Electrochemiluminescent and electroluminescent devices containing polypyridine transition metal complexes

Light emitting devices based on solid thin layers of organic compounds and/or inorganic coordination complex materials fall into two general categories, electrochemiluminescent (ECL) and electroluminescent (EL) systems. The basic description of the two device motifs is quite similar; however, there are a number of critical differences in the mechanisms by which they operate. These considerations in turn dictate the choices of materials employed in the construction of the two types of devices. The introductory chapter in this work describes in detail the conceptual differences between ECL and EL devices, and the resulting materials requirements.; In the second chapter, an ECL system is described based on a substituted tris(bipyridine)ruthenium (II), “[Ru(LL)₃]”, monomer complex which exhibits intense emission following either photo- or electrochemically-generated excitation.
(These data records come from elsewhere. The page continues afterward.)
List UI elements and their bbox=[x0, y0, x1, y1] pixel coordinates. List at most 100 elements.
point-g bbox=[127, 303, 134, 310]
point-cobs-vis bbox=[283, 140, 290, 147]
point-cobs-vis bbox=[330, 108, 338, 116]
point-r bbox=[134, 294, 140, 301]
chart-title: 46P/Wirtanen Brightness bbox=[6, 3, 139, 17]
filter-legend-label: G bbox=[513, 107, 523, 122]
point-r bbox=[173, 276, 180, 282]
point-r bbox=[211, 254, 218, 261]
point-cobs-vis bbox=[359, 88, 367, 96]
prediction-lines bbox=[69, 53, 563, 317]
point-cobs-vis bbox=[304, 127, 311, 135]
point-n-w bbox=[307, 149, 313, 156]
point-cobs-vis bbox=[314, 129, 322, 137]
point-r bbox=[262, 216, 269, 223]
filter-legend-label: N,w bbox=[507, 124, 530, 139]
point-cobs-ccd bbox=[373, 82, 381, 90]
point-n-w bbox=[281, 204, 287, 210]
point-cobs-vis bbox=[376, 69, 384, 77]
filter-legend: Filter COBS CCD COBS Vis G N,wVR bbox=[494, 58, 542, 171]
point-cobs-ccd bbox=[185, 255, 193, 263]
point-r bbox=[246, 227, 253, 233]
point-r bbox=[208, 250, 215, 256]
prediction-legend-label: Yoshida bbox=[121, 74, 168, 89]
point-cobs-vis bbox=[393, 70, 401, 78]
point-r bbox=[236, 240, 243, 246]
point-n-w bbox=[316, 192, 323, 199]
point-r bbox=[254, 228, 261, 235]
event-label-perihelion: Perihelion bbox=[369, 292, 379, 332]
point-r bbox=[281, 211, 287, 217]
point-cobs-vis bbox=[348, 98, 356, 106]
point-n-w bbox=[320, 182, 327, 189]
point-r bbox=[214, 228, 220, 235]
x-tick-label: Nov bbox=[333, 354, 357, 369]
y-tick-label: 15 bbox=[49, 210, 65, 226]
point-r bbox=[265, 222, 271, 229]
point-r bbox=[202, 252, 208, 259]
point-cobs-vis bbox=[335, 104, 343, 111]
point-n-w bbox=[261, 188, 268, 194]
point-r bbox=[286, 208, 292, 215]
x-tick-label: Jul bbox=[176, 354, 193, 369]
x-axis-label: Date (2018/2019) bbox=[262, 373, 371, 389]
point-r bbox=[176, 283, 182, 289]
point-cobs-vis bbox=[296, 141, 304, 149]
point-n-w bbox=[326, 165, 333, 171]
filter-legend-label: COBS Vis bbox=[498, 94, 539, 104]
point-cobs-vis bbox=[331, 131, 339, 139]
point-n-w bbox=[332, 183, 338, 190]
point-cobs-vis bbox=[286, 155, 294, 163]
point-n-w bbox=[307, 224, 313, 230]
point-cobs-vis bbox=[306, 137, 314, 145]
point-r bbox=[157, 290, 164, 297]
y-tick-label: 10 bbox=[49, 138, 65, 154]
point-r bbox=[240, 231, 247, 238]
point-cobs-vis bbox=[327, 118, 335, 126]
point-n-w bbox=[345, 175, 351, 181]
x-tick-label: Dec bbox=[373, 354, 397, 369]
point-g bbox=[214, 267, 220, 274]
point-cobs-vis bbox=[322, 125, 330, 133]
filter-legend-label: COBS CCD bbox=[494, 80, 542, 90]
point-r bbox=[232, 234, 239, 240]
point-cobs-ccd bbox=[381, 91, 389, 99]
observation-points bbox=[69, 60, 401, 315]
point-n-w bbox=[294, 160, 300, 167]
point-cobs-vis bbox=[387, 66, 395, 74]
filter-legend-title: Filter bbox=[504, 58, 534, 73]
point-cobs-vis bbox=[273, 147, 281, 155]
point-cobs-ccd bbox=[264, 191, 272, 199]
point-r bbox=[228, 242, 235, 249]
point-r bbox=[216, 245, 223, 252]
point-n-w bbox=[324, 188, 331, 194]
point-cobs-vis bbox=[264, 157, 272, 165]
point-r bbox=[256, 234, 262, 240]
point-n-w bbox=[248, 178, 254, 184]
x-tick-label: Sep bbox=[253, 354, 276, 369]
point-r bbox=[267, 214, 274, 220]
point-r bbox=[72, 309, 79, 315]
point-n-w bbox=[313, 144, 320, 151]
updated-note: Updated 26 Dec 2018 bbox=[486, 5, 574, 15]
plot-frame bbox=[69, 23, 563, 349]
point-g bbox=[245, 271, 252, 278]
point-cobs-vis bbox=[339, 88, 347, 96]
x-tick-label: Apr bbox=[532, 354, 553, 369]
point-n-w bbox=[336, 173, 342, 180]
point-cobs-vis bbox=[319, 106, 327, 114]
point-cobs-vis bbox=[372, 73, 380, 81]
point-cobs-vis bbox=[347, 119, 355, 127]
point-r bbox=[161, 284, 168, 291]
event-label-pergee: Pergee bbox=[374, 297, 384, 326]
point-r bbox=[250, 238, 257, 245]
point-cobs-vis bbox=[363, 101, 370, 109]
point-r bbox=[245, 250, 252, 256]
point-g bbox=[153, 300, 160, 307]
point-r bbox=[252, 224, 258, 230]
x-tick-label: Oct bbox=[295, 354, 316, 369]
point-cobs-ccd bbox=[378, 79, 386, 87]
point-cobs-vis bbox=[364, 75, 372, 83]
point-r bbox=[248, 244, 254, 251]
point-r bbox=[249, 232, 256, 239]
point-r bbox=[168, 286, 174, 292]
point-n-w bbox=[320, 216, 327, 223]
A solid state “sandwich cell” device is constructed following thermal polymerization of the complex and the performance of this device is reported.; In the third chapter, a series of three polymerizable [Ru(LL)₃]-based complexes is examined. The electronic properties of films composed of these materials are studied after careful electrochemical reduction to yield conductive polymers, with emphasis on conductivities and work functions. These materials are considered for use as the cathode layers for EL devices employing commonly reported emissive compounds. The reduced [Ru(LL)₃] conducting polymer with the lowest work function was successfully used as a cathode in devices with two common EL materials. These results sufficed as proof-of-concept for the use of reduced coordination complexes as cathodes in EL devices, but their performance was less than ideal.; Finally, the fourth chapter describes a related set of three coordination complexes of ruthenium and chromium (discrete molecules rather than polymers) that are also electrochemically reduced and subsequently used as cathode materials for EL devices. However, these complexes can be vapor deposited in the conductive state, and thus have important advantages in actual devices. The performance of systems including layers of these vapor deposited complexes is evaluated and is significantly improved over those devices reported in the previous chapter.